I like to use PECS 151. It includes pictures already laminated and cut out.
Visual schedules help target behaviors of students by relieving anxiety. The students know exactly what to expect and what is expected of them.
Although this technique is useful with a variety of different disorders, I find it to be especially useful for children with Autism.
I have implemented visual schedules for the entire classroom. For this post, I will focus on a technique developed exclusively to use in language therapy. I use the technique of first/then with a twist.
Most children with autism have very short attention spans when working on a non-preferred activity (a task the student does not like to complete). Some may even develop behaviors when working on these tasks.

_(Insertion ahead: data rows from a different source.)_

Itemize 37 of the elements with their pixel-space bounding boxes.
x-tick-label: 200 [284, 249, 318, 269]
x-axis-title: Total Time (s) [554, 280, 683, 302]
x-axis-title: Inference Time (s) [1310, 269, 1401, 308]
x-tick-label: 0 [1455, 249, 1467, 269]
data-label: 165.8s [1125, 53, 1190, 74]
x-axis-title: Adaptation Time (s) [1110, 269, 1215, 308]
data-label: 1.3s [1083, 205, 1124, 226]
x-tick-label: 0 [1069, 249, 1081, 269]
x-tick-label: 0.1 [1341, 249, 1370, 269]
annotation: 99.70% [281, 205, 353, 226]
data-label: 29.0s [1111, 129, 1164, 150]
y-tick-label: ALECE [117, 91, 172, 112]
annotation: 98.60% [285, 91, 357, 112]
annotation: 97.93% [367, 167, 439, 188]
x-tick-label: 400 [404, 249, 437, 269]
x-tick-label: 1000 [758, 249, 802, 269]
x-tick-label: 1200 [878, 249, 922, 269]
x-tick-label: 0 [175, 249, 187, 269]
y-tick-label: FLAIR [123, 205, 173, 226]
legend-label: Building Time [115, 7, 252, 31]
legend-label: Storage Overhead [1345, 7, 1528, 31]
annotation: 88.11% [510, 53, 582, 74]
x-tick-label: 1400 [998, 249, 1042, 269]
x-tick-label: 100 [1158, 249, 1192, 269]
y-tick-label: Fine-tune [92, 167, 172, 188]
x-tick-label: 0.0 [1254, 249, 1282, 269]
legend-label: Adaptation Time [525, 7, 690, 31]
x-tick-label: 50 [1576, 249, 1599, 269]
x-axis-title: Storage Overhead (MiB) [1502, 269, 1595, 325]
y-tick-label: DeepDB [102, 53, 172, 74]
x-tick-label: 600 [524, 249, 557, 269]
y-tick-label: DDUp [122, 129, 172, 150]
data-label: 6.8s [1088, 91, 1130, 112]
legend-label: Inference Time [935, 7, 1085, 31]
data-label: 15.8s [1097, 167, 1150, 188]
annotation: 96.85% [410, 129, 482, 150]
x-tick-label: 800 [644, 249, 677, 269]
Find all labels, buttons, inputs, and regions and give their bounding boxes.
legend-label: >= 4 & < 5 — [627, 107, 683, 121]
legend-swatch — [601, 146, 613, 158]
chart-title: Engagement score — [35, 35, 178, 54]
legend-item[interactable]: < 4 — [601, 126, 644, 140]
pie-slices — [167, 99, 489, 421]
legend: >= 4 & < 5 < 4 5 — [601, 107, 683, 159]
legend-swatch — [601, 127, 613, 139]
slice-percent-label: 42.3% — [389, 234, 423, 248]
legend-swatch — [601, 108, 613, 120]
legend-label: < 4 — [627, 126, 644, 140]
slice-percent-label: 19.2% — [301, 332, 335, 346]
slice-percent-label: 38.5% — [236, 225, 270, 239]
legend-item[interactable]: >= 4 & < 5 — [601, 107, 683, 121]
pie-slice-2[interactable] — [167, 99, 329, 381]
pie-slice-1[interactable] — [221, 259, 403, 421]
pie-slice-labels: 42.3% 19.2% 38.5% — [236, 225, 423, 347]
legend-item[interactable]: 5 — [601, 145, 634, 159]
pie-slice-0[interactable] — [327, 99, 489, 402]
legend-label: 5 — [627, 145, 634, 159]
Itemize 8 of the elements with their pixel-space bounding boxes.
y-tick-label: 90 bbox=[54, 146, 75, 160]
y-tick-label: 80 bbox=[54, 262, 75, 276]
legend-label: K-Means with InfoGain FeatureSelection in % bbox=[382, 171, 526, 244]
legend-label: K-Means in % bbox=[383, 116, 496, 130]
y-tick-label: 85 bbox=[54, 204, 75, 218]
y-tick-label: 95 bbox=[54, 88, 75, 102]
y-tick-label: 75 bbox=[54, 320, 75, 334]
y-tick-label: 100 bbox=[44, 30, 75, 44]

I have found that visual schedules are an excellent way to decrease behaviors. To create: I glue a long Velcro strip to a laminated poster board. I cut the board down to side. Then you can use the Velcro strip to Velcro items horizontally or vertically.
I always start with a picture of the teacher. This picture represents “work with teacher” and remains on the Velcro strip as long the student is in language therapy.You can use a card to represent the teacher, or an actual photograph of yourself. I have used both methods.
Then I start with a non-preferred item, followed by a preferred item. I repeat the pattern with usually no more than 2 to 3 non-preferred items. I review the visual schedule with the student as soon as he enters the therapy room.
Before the student begins the non-preferred activity, he already sees the preferred activity that’s coming up next. His attention span increases while his behaviors decrease when completing the non-preferred activity.
When each activity is complete, I take the picture off the schedule. This indicates the task is complete.
If a student is really reluctant to complete the non-preferred task, then I set a timer. Preferably a visual timer, so the student can see how much longer he has until the task is complete. Then when we are finished, I remove the teacher picture to indicate we are done.
I hope these strategies are helpful with your students. Enjoy!